Im Rahmen der traditionellen Maibaumwache einer Feuerwehr im Landkreis Deggendorf Ende April 2023 ist ein Feuerwehrler mutmaßlich von seinen Kameraden zunächst mit Bremsenreiniger im Bauch- und Intimbereich besprüht und anschließend angezündet worden. Ab Montag soll vor der zweiten Jugendkammer des Landgerichts Deggendorf nun die nichtöffentliche Berufungsverhandlung in dem Fall stattfinden. Das teilte das Landgericht am Dienstag in einer Pressemitteilung mit.
Das Feuerwehrmitglied soll während der Maibaumwache von den eigenen Kameraden mit Bremsenreiniger im Bauch-, eventuell zudem im Schrittbereich, besprüht worden sein. Anschließend hätten die Feuerwehrler die Kleidung des Mannes in Brand gesteckt, der für circa fünf bis zehn Sekunden in Flammen stand und Brandverletzungen zweiten und dritten Grades erlitt. Nach Angaben des Landgerichts seien dabei 19 Prozent der Gesamthautoberfläche des Geschädigten verletzt worden.
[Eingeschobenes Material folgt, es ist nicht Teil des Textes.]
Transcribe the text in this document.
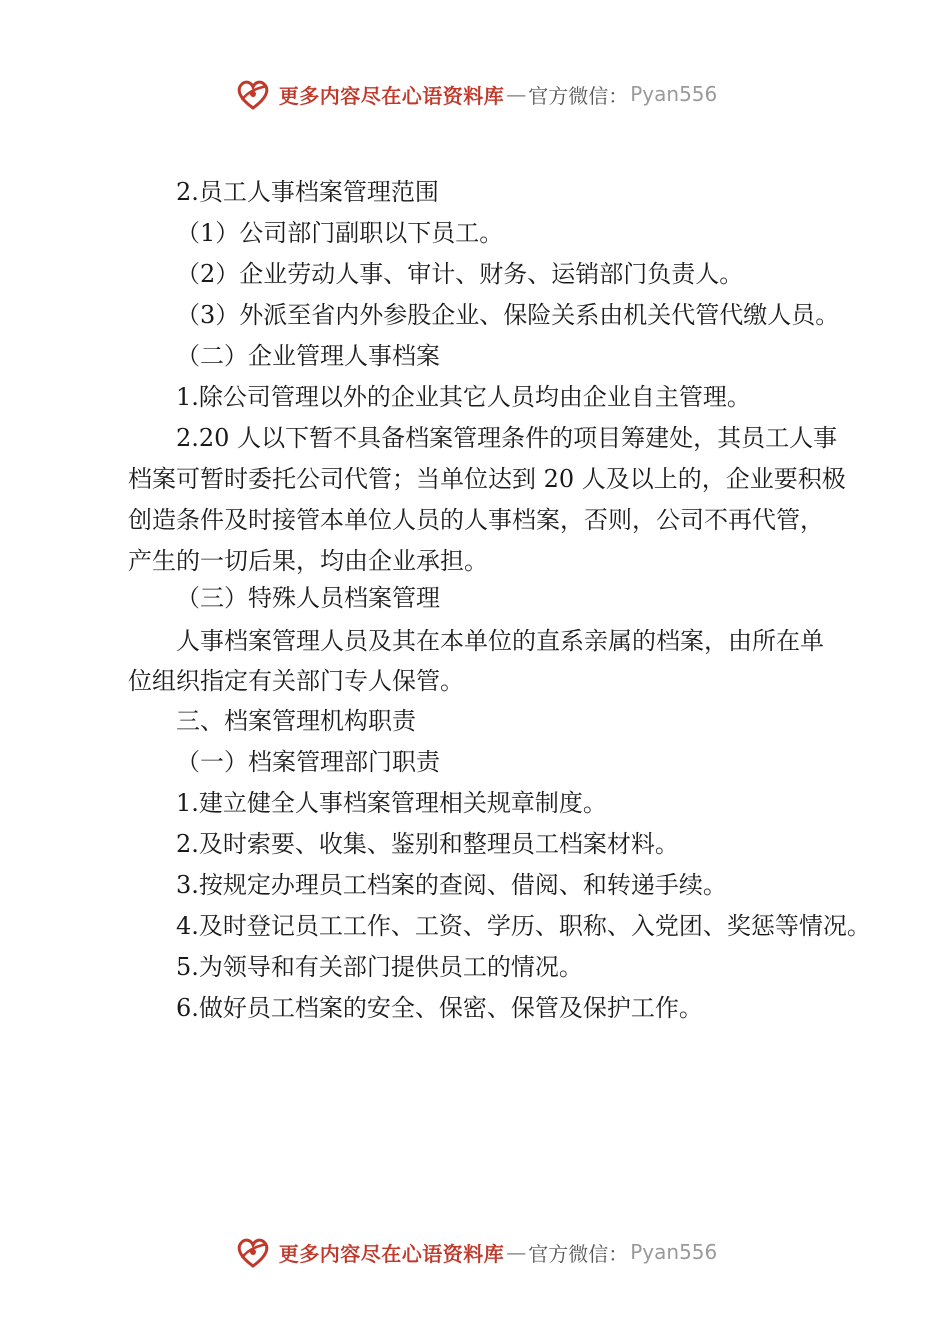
更多内容尽在心语资料库 — 官方微信： Pyan556
2.员工人事档案管理范围
（1）公司部门副职以下员工。
（2）企业劳动人事、审计、财务、运销部门负责人。
（3）外派至省内外参股企业、保险关系由机关代管代缴人员。
（二）企业管理人事档案
1.除公司管理以外的企业其它人员均由企业自主管理。
2.20 人以下暂不具备档案管理条件的项目筹建处，其员工人事
档案可暂时委托公司代管；当单位达到 20 人及以上的，企业要积极
创造条件及时接管本单位人员的人事档案，否则，公司不再代管，
产生的一切后果，均由企业承担。
（三）特殊人员档案管理
人事档案管理人员及其在本单位的直系亲属的档案，由所在单
位组织指定有关部门专人保管。
三、档案管理机构职责
（一）档案管理部门职责
1.建立健全人事档案管理相关规章制度。
2.及时索要、收集、鉴别和整理员工档案材料。
3.按规定办理员工档案的查阅、借阅、和转递手续。
4.及时登记员工工作、工资、学历、职称、入党团、奖惩等情况。
5.为领导和有关部门提供员工的情况。
6.做好员工档案的安全、保密、保管及保护工作。
更多内容尽在心语资料库 — 官方微信： Pyan556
Die Staatsanwaltschaft Deggendorf hatte gegen insgesamt sieben Personen Anklage erhoben, die zur Tatzeit zwischen 15 und 43 Jahre alt waren. Das Urteil des Jugendschöffengerichts in Deggendorf vom 16. Dezember 2024 ist für vier der sieben Angeklagten zwischenzeitlich rechtskräftig, nachdem sowohl die Staatsanwaltschaft als auch einer der Angeklagten ihre Berufung jeweils zurückgenommen haben.
Das Gericht verurteilte zudem einen der Angeklagten zu einer Gesamtfreiheitsstrafe von einem Jahr und zwei Monaten auf Bewährung. Gegen einen weiteren Angeklagten wurde eine Geldstrafe verhängt. Auch wurden Weisungen und Auflagen nach Jugendrecht verhängt. Das Gericht stellte zudem das Verfahren gegen einen weiteren Angeklagten gegen eine Arbeitsauflage und die Absolvierung eines Erste-Hilfe-Kurses ein. Die Berufungsverhandlung richtet sich somit noch gegen zwei Angeklagte.
Das Landgericht hat insgesamt sechs Verhandlungstage für den Prozess anberaumt.